I missed this article at the time, but this is just f-ing hilarious. CQ Politics' national security editor, Jeff Stein, on Friday in an article entitled "Iran Intelligence Report: Garbage In, Garbage Out":
But the fact is that the latest National Intelligence Estimate on Iran never really said what many in the media (and antiwar camp) claimed it said — that Iran was out of the nukes game, had been for at least four years.(Here's the link to the original op-ed).
And the NIE’s implication that the flaming Islamic state had foresworn nukes altogether was equally absurd.
“In fact, the report contains the same sorts of flaws that we have learned to expect from our intelligence agency offerings,” wrote two nuclear proliferation experts in The New York Times opinion pages on Thursday, Dec. 6.
“It, like the report in 2002 that set up the invasion of Iraq, is both misleading and dangerous,” wrote Gary Milhollin, director of the Wisconsin Project on Nuclear Arms Control, and Valerie Lincy, editor of the nonpartisan group’s Web site, Iranwatch.org.

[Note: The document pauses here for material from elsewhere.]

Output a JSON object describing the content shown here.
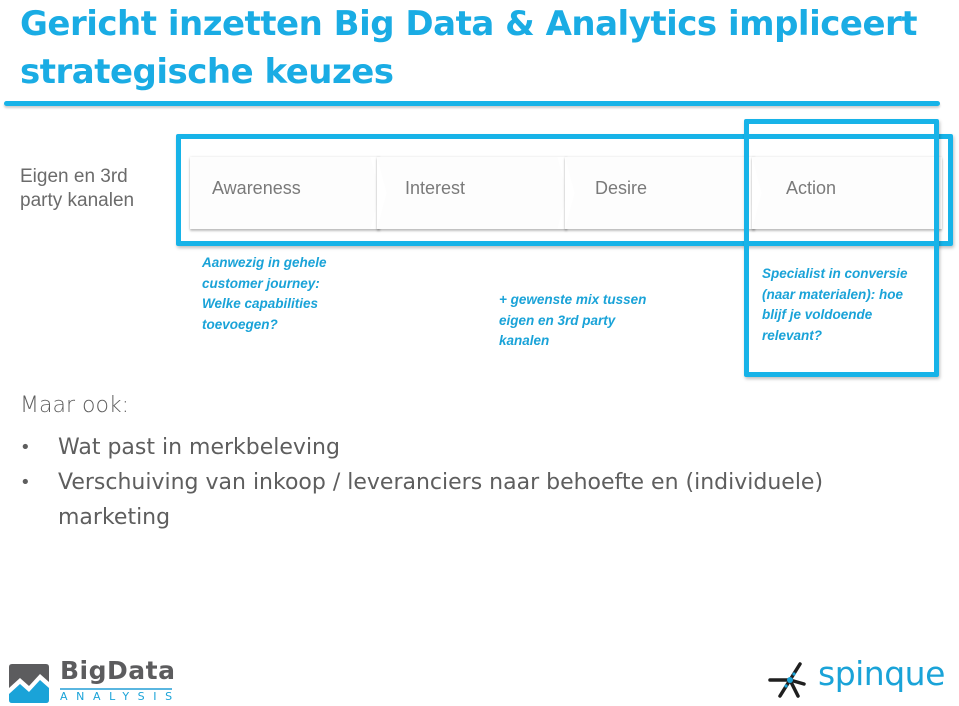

Why hilarious? Well, as Dr. Jeffrey Lewis points out, Milhollin's group don't have any credibility as expert witnesses. Indeed, their complaining about flaws in the intelligence that led to the Iraq invasion is sheer hypocrisy.
If you head over to the Iran Watch site you'll find a link to their older site - Iraq Watch. There you will find stuff like this from January 2003:
The only hope for inspections now is the last-minute conversion of Saddam Hussein. If troops begin massing on his border, there is a slim chance that Saddam will start answering Mr. Blix's questions. There is even less of a chance that Saddam will then begin to transparently disarm. But if he does, the "process" will be unmistakable. The world would then see Iraq behaving like South Africa when it revealed its entire nuclear-weapons program after its government changed; and as Argentina and Brazil did when they decided to become part of the solution to the proliferation problem rather than part of the cause; and as Belarus, Ukraine and Kazakhstan did when they decided that nuclear weapons were not worth the cost of their keeping."So remind me, why does the NYT think this guy's opinion is worth a sh*t? Stein at CQ, at least, should know better.
And nonpartisan? Don't make me laugh. Try his speech to the neocon American Enterprise Institute entitled "The International Atomic Energy Agency: The World's Enforcer or Paper Tiger?" and see if you think he's nonpartisan. Valerie Lincy appears to be joined at the hip to her illustrious neocon boss, although I did manage to find one puff piece which was about her rather than mentioning her as an adjunct to Milhollin.
Look, folks, you've got Google. Use it. If you see a name or an organisation you don't find familiar, take a second and find out. Otherwise the stenographers of the Fourth Estate will run rings around you by passing always-wrong War Party shills off as nonpartisan experts. That's your liberal media at work.